Back in May, I won a really nice MSP lot at the Vogenbeck auction, but due to COVID, it's taken forever to get here. I finally received it today, so here's another show-and-tell.
Normally, mail sent from German naval vessels received the circular MSP cancel shown on the other items in this thread. On rare occasion, however, a piece of mail would sneak through without being canceled. Note, these were not situations where there was a damaged or lost canceller, leading to provisional remedies, but rather mere negligence by the postal clerks.
When this happened, the mail would be canceled using a handwritten notation upon arrival at the Marine-Postbureau in Berlin. These cancellations are known in German as Nachträgliche Entwertungen, or subsequent cancellations.

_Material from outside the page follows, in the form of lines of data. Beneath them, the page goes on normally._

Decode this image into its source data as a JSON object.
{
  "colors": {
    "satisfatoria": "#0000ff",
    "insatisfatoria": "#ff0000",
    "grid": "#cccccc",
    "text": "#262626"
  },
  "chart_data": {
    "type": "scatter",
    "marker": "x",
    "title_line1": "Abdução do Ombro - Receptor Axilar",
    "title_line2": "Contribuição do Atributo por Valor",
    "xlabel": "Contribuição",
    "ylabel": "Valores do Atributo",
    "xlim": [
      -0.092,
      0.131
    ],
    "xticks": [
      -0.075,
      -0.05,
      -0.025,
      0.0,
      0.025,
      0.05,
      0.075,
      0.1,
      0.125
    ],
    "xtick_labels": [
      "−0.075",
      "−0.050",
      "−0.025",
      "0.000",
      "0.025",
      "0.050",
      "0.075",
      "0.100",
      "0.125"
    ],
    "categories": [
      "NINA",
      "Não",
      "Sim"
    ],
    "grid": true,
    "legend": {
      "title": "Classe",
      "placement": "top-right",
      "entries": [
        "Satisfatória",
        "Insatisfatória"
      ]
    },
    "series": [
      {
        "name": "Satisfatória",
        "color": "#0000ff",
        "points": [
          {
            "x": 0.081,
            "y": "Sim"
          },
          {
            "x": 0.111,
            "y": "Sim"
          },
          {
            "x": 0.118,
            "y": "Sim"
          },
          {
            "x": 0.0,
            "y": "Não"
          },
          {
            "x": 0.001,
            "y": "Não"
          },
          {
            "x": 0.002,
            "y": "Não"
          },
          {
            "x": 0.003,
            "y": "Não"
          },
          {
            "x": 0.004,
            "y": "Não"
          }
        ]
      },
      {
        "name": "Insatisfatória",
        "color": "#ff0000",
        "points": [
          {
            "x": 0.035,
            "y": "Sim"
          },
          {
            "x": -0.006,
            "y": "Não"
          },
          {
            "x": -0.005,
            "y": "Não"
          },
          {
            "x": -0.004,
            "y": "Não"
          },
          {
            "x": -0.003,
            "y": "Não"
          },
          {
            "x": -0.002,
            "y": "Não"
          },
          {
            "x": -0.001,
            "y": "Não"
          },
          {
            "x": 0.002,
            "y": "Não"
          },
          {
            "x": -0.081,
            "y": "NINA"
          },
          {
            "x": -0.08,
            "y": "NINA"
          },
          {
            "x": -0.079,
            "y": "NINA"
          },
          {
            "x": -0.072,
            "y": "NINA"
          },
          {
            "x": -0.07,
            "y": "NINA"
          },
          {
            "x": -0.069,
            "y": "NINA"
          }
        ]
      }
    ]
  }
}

The text on the card I just received reads "Ungestempelt von der Marine-Schiffspost No. 6 a/B S.M.S. Arcona eingegangen/Marine Postbureau 30./3/98" (Uncanceled by Marine-Schiffspost No. 6 on-board S.M.S. Arcona / Navy Post Bureau / 30 March 1898).

The card was sent from the corvette-cruiser
S.M.S. Arcona in late-February/early-March 1898 while the
Arcona was participating in the German defense of Tsingtao, Kiautschou.
S.M.S. ArconaThe reverse has a photo of Barracouta Bay (present-day Sovetskaya Gavan, Russia) on 17 Aug 1897 pasted to it, and I'm currently having the text translated. I believe is describes a stop along the Russian coast while en route to Kiautschou.

As of the publication of Pohlmann and Kessing's
Handbuch und Katalog der deutschen Marine-Schiffspost und Marinepost 1895-1914 in 2009, ten of these MSP items with handwritten subsequent cancellations were known. Here are two of the others:


The use of handwritten subsequent cancellations stopped in early 1900, when the Berlin C1 postal cancel began being used instead.